Dickey takes off his jacket and hooks the telephone back up, while Teresa furtively takes Dickey's pistol from his coat pocket. Upon calling the hotel where Katelbach was staying, Dickey is informed that he is not going to come, so Dickey prepares to take George's car to drive to the mainland. George refuses to let him, and a fight ensues. Teresa hands Dickey's pistol to George and George shoots him several times; Dickey manages to retrieve his Tommy gun from his broken-down car, hidden in the chicken house. Too weak to fire the gun at George, Dickey collapses to the ground, laughing, and discharges the weapon at George's car, which explodes in flames.

Fearful of being implicated in the killing (and of reprisals from Katelbach's other henchmen), Teresa frantically insists that she and George abandon the castle. George is in a state of shock and seems unable to move. Suddenly, they see a car approaching. Not knowing that Dickey's boss had abandoned him, they assume it is Katelbach. Desperate and afraid, Teresa runs and hides in a cupboard. The car arrives, and it turns out to be Cecil, who has returned to retrieve his shotgun. Cecil offers to take them to the police, but George refuses to go. He watches as Cecil and Teresa drive off into the night. George goes on a rampage, destroying his art studio, then running out of the castle and down to the beach. As day breaks, he sits down on a rock in a fetal position and weeps hysterically, shouting out the name of his first wife, as the early morning tide rises around him.

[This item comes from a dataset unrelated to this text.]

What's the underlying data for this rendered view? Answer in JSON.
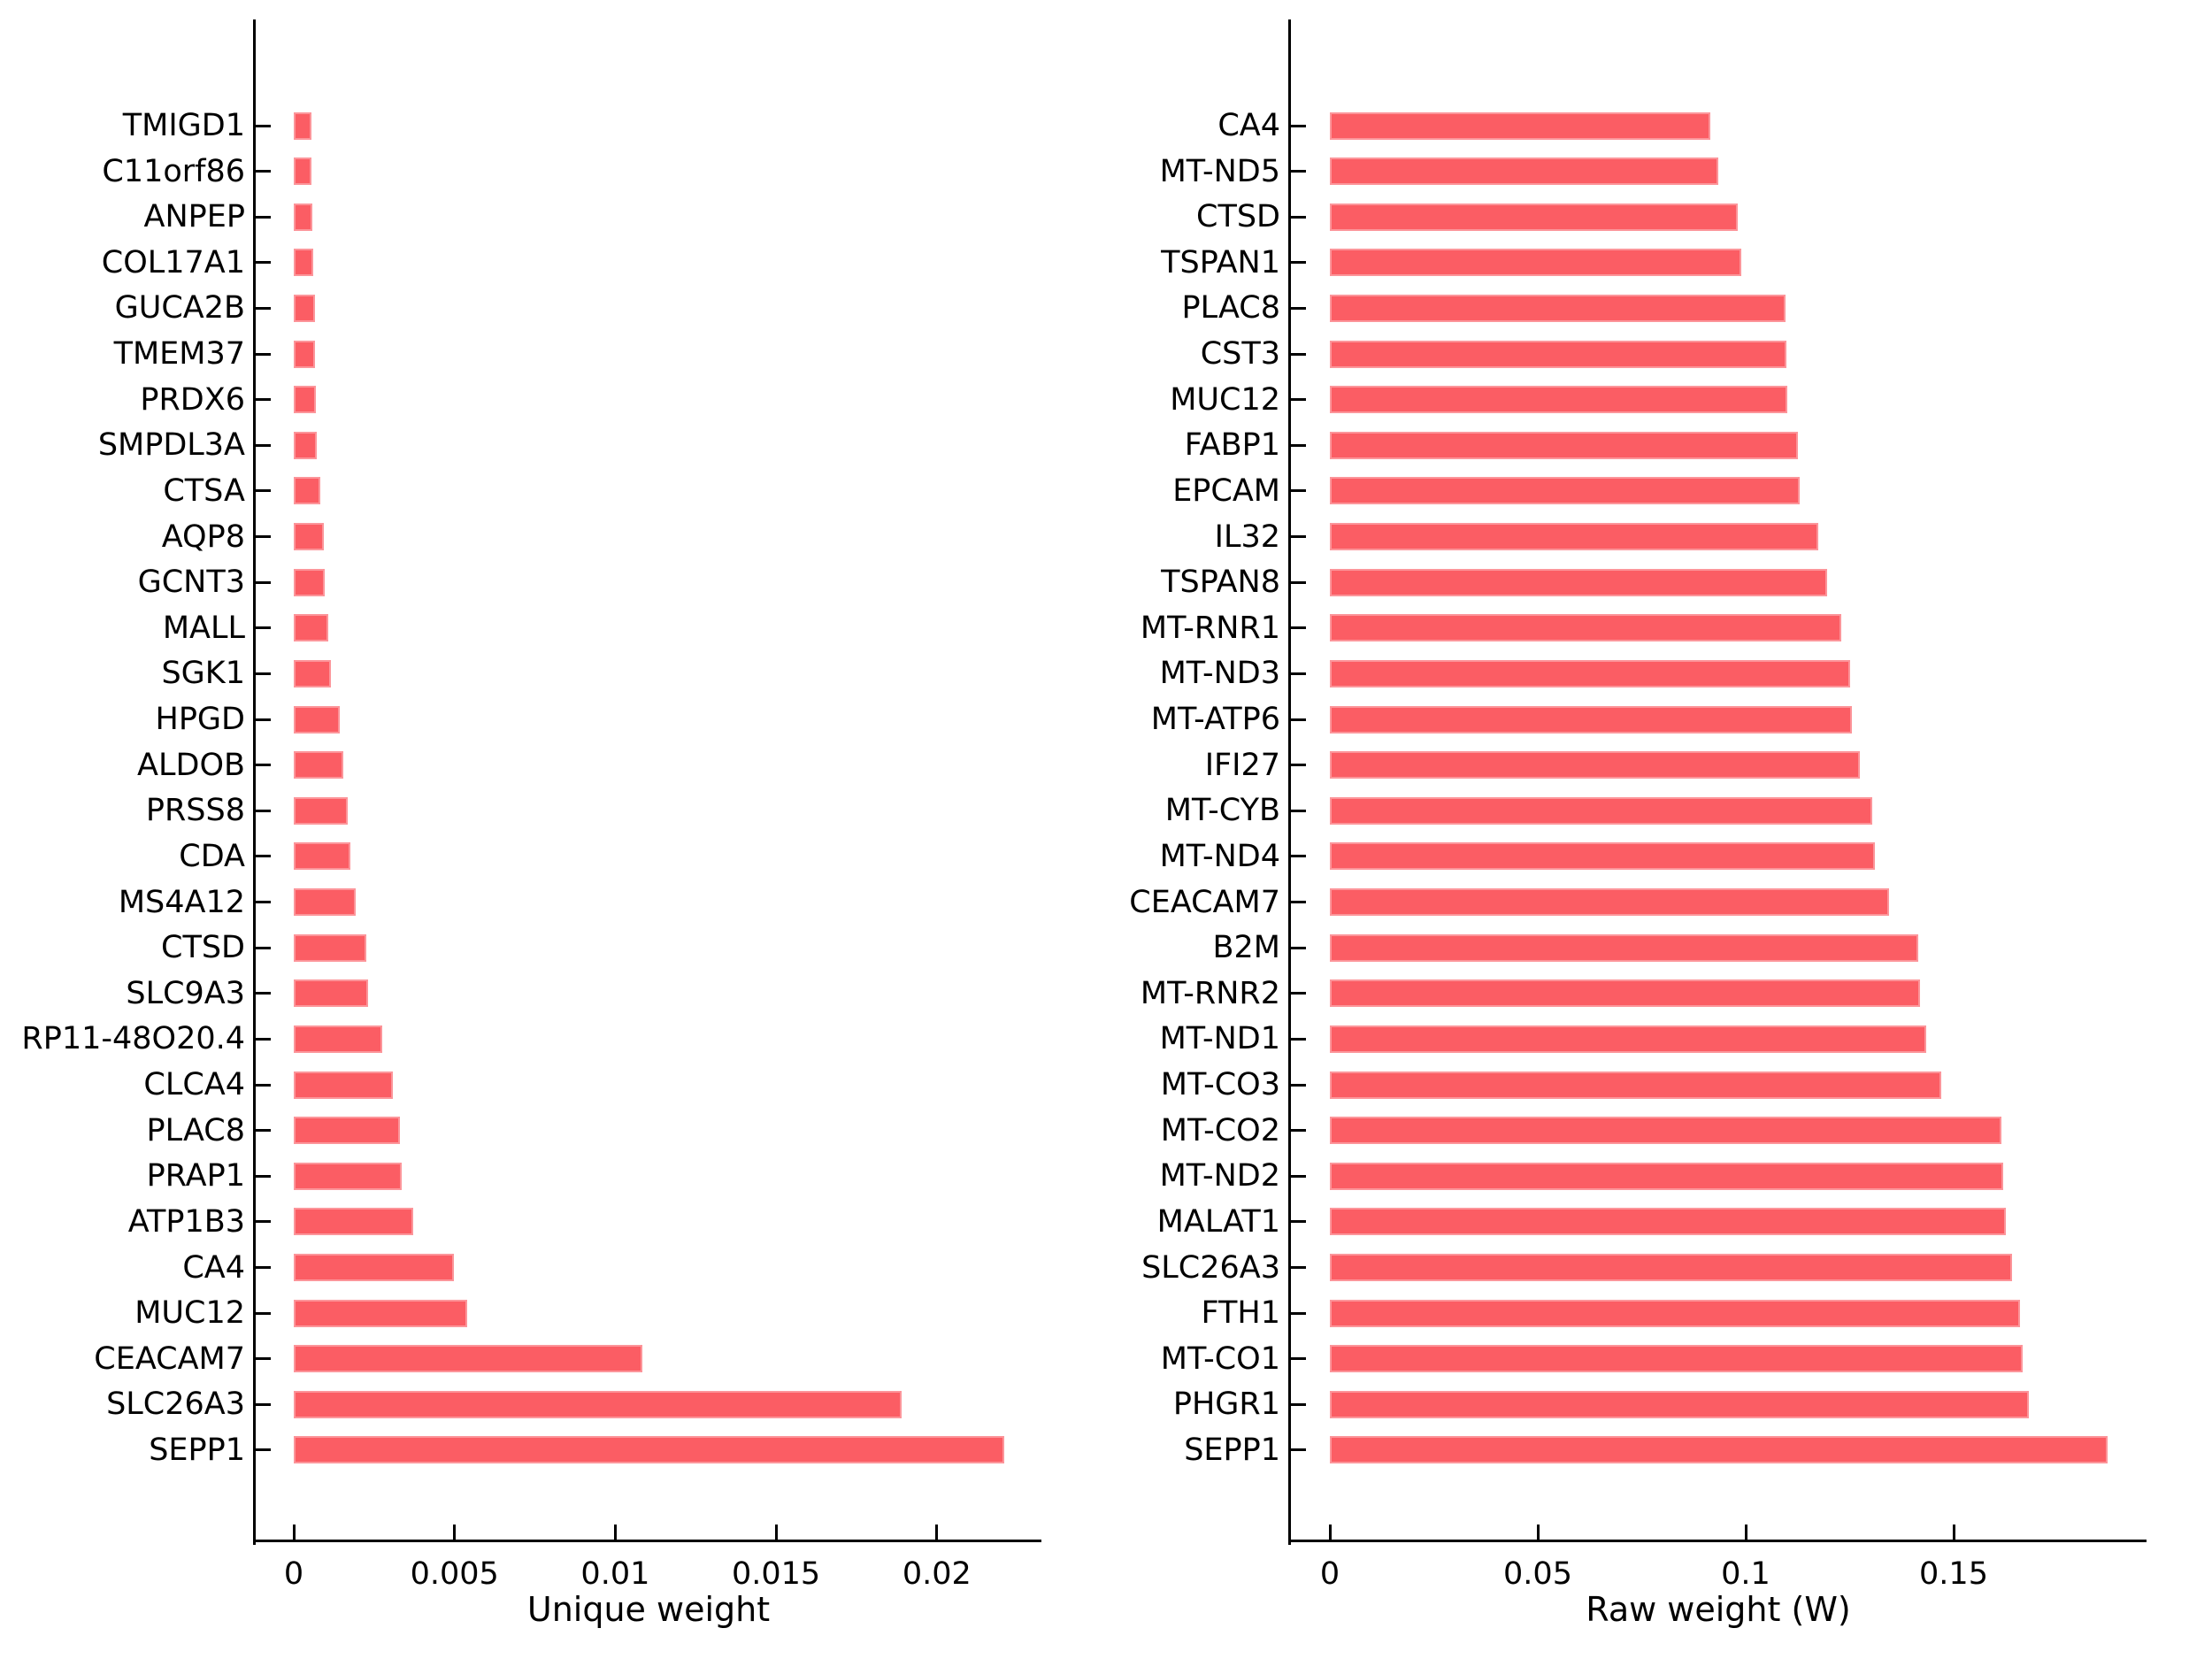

==Themes and interpretations==
Like Polanski's previous film Repulsion (1965), Cul-de-sac explores themes of horror, frustrated sexuality and alienation, which have become characteristic of many of the director's films, especially Rosemary's Baby (1968) and The Tenant (1976).

Cul-de-sac has been compared in tone and theme with the works of Samuel Beckett and Harold Pinter and these similarities are underscored by the casting of two roles in the film, Jack MacGowran who was renowned for his stage performances of Beckett's plays and Donald Pleasence originated the role of Davies in Pinter's The Caretaker. The film's German title is Wenn Katelbach kommt (When Katelbach Comes). Christopher Weedman also notes the film's similarities with "such hard-edged Humphrey Bogart hostage thrillers as The Petrified Forest (Archie Mayo, 1936), Key Largo (John Huston, 1948), and The Desperate Hours (William Wyler, 1955)."

==Filming==
The film was shot on location in 1965 on the island of Lindisfarne (also known as Holy Island) off the coast of Northumberland, England. Lindisfarne Castle, which served as the home in the film, is now a National Trust property and can be toured by the public; despite the passage of time, the building and its surroundings are largely unchanged.

==Reception==
===Critical response===
On the film review aggregator website Rotten Tomatoes, Cul-de-sac holds an approval rating of 83% based on 24 reviews, with an average rating of 7.5/10. Metacritic, which uses a weighted average, assigned the a score of 75 out of 100, based on 10 critics, indicating "generally favorable" reviews.

===Accolades===
Cul-de-sac was awarded the 1966 Golden Bear at the 16th Berlin International Film Festival.